“Life isn’t easy. Most people drink to forget, or drive for hours trying to get away from what they can’t let go of or leave behind. Work takes it out of you. Love falls short or destroys you. Disappointments stack up. But still you have to keep going, and how you do that says everything about the man that you are.”
Aaron F. Lewis
While northern Arkansas was under a “Winter Storm Warning” on this Saturday morning. the Pacific Coast was looking at a “Tsunami Watch.” Add one more reason that Deb and I are glad to be here (and not there).
I caught myself cheering for the tsunami. I’m not sure, but I think that makes me a bad person.
Thanks to Deb, I got to sleep in today. She brought me coffee in bed. Once I was up and about she fixed me a bowl of hot oatmeal, which I topped with something we brought back from Montana — huckleberry honey, made in Missoula and purchased in Polson.
Yes, I’m a fortunate man. And no, I never tire of huckleberries.
Snow started falling here around 8am, four hours earlier than predicted. Temps will flirt with the freezing mark throughout the day, which means that whatever falls will be wet and heavy. By noon we had about two inches on the ground and it was still comin’ down.

Mid-morning Deb’s cousin sent a photo from The Mountain. Our Ranger, covered to shed the weather, was draped in a blanket of snow. All of the trees were traced in white. That visual has us wanting to drive Mercy over there tomorrow to see it in person before the snow melts.
Our hosts are using a tractor to plow the campground roads, a compact John Deere equipped with a front-end loader. Obviously it’s not a job they have to do very often, but they’re getting it done efficiently.
Late this afternoon we bundled up, leashed the pups and walked up to the campground’s dog park. Scout has always loved the snow, while Dipstick would just as soon stay indoors ’til spring. Today both seemed to enjoy their romp, and so did we.








By the time the sun went down we had over six inches on the ground. It was still snowing steadily, too, and it isn’t expected to stop ’til after midnight — six more hours. That should make for a pretty cool scene come morning.

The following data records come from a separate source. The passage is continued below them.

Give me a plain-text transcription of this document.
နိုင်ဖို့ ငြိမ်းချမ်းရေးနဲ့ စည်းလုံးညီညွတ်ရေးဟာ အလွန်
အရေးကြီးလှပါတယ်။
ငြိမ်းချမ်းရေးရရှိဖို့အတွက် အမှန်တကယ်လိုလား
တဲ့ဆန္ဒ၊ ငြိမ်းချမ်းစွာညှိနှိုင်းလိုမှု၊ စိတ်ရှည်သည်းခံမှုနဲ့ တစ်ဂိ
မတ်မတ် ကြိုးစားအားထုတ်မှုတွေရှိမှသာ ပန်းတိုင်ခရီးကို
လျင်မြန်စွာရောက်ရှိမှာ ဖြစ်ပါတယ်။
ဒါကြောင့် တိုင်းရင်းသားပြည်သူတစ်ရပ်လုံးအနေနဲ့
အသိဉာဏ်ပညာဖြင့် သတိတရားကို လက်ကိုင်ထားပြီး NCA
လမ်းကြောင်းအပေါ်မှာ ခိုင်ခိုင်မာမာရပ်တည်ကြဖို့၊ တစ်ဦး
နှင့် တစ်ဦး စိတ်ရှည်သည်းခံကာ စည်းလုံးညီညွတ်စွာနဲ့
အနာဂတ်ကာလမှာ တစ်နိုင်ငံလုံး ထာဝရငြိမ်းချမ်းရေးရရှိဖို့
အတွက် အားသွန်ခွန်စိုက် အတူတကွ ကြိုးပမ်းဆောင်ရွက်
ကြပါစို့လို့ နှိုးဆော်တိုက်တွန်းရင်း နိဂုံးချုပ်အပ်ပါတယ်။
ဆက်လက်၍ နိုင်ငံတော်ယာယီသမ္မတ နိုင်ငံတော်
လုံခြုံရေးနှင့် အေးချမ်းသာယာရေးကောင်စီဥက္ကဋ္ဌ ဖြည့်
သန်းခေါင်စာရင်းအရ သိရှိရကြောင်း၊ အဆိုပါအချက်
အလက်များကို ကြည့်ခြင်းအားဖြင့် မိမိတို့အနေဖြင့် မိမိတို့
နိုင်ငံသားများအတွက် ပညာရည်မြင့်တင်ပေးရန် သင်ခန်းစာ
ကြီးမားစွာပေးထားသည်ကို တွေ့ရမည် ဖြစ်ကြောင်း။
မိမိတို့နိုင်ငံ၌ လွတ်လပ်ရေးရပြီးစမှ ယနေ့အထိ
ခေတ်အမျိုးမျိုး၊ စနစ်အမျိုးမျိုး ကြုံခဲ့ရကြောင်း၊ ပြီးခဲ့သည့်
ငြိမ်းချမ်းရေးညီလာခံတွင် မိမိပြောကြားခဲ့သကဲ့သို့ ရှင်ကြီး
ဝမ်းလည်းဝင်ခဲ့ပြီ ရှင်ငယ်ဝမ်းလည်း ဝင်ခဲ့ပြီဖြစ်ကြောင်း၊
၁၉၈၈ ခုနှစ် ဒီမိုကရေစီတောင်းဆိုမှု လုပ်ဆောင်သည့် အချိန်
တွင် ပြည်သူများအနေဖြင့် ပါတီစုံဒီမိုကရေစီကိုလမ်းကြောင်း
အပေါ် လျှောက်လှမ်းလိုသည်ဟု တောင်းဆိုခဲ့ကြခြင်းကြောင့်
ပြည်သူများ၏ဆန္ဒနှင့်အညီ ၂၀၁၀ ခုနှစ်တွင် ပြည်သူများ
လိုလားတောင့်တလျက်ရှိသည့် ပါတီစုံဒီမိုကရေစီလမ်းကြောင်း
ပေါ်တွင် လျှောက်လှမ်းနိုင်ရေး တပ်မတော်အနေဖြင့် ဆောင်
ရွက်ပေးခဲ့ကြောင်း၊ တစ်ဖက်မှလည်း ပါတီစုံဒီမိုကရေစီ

Our evening meal? Tomato soup and grilled-cheese sandwiches. Perfection.
So here we are in our motorhome, in the middle of a winter storm. This isn’t like last January, when we could look out the windows of Second Chance Ranch at a snow-covered bus — this time we’re living in Ernie, riding it out, monitoring the systems and managing our supplies.
And we’re having the time of our lives. We’re right where we belong.
It dawned on me yesterday that I owe readers of Ubi Libertas Blog an update on my friend who was hospitalized with severe WuFlu. I’m happy to report that after 44 days, most of it in ICU, on Thursday he was discharged and returned home.
He has a long convalescence ahead of him. His lungs suffered considerable damage and he lost much of his voluntary-muscle strength, so he’ll be relying on supplemental oxygen and a walker for a while. But he survived and he’s home, and that’s the most important thing.
He would want you to know that he’s grateful for your thoughts and prayers.
The other day a high-school classmate of mine sent me a clip from our eighth-grade yearbook, a photo of the basketball team. It was the 1970-71 school year and I’m in the picture, on the left end of the front row.
I’m seated with the managers — I tried out that year but didn’t make the team. I asked the coach if I could be a manager so I could still be around the sport and the guys. He granted my request, making me the tallest ball boy in the league.
On the right end of the back row is a friend who also didn’t make the team, the last player cut. When one of the boys who’d made the squad up and quit, the coach asked my friend to consider coming back, and he did.
Fast-forward four years. Only three or four of us in that eighth-grade photo earned a spot on the varsity roster our senior year. My friend who’d been cut and reinstated started at forward and was a team captain. I was the starting center — mostly because I could jump (pictured) and the coach wanted me in there for the opening tip-off.
It can be excruciating, especially as a kid, to walk up to a wall, look at a list of names and not see yours on it. I know that feeling all too well. But it’s not the end.
If you’re told that you’re not good enough, make yourself better. If you want something, go get it. Stay in the game. Keep at it. Don’t quit.
There may come a time, of course, when we must face the reality that we’re just not cut out for a particular thing. A sport. A profession. A relationship.
None of the boys on that eighth-grade team, or on the varsity, had a promising future in college basketball. All of us found other things to do, other rabbits to chase. Life went on.
The lessons stayed with us. Go back to that Aaron Lewis quote at the top of this post:
“…you have to keep going, and how you do that says everything about the man that you are.“
Take care of yourselves, Patriots. Stay calm. Stay sharp. Stay free.